First, she too sought to tap public aversion to the infighting, promising that if she lost the vote on Monday she would go to the backbench and “renounce any further claims to the leadership”.

She pointedly asked Rudd to make the same commitment, pointing to how he had undermined her leadership.

Then Gillard claimed credit for:

• The “carbon tax” and gradual introduction of a carbon emissions trading scheme.

• The Mineral Resource Rent Tax (of course, she didn’t mention the estimated $100 billion in potential taxes forgone because of her deal with the biggest mining companies.)

• The health reform agreement with the states.

• The deal with Telstra to get the national broadband network going.
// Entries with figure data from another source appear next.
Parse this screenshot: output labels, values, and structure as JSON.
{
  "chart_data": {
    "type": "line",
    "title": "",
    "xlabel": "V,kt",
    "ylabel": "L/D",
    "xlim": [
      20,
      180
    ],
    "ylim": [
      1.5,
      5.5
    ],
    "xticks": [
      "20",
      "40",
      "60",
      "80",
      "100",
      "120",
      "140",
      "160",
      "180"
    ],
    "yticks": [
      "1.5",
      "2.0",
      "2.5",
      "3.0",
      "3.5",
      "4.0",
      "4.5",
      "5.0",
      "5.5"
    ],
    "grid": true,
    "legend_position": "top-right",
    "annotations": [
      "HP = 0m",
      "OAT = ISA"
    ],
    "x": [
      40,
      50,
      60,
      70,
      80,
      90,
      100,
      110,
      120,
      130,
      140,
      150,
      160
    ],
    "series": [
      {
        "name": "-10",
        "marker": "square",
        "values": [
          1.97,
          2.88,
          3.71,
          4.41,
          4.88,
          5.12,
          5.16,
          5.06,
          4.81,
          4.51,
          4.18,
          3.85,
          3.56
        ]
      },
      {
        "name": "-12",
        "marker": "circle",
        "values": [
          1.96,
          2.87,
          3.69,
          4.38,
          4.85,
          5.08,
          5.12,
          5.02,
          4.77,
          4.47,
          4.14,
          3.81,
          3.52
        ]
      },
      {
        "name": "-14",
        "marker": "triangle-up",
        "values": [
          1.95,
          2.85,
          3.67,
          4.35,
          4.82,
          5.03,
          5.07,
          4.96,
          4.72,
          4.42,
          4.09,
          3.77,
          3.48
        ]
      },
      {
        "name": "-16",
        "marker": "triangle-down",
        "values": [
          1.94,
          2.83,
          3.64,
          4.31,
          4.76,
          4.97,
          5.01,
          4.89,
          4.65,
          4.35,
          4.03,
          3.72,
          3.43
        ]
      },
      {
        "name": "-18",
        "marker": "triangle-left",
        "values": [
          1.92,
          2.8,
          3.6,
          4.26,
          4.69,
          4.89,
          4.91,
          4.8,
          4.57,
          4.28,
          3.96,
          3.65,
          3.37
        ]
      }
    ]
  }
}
• Education reforms (which teachers and education experts say will set back education in schools).

• Tax cuts for low-income workers.

• Plans to deliver a budget surplus in 2012-2013.

Gillard’s promises for future action included:

• “Work flowing from” the Gonski review into school funding. She was careful not to say she would implement its findings, which urged a major increase in school funding based on student need. Federal government funding to rich private schools rose by 82% from 2001 to 2008/09.

• Giving school principals more power, including the right to hire and fire teachers — an unprecedented measure that teachers' unions oppose.

• A vague promise to preserve a “diversified economy”.

• Unspecified promises to help people with disabilities and “older Australians”.

Finally, Gillard took on Rudd’s argument that only he could prevent Abbott winning the next election.

She said: “Now I note that Kevin Rudd in his media statements yesterday and today has very consistently referred to the need to defeat Tony Abbott at the next election.

“I want to be clear about this too. I believe that we can win the next election and defeat Tony Abbott. I believe I can lead Labor to that victory, provided that the Labor Party unites and we get on with the job.”

So are there any major political differences between Rudd and Gillard?

Not much, beyond a bit of emphasis on this or that policy. Both are firmly committed to a corporate profits-first agenda and both seek to assure the non-mining corporations that they will help spread more of the profit from the mining boom to them. The 99% will just have to hope that some benefit trickles down to us.

There is no real vision to tackle the climate change crisis from either of them. There is not a whisper of difference between them on Aboriginal affairs, refugee policy, equal marriage rights or Australia’s involvement in ongoing imperial wars overseas.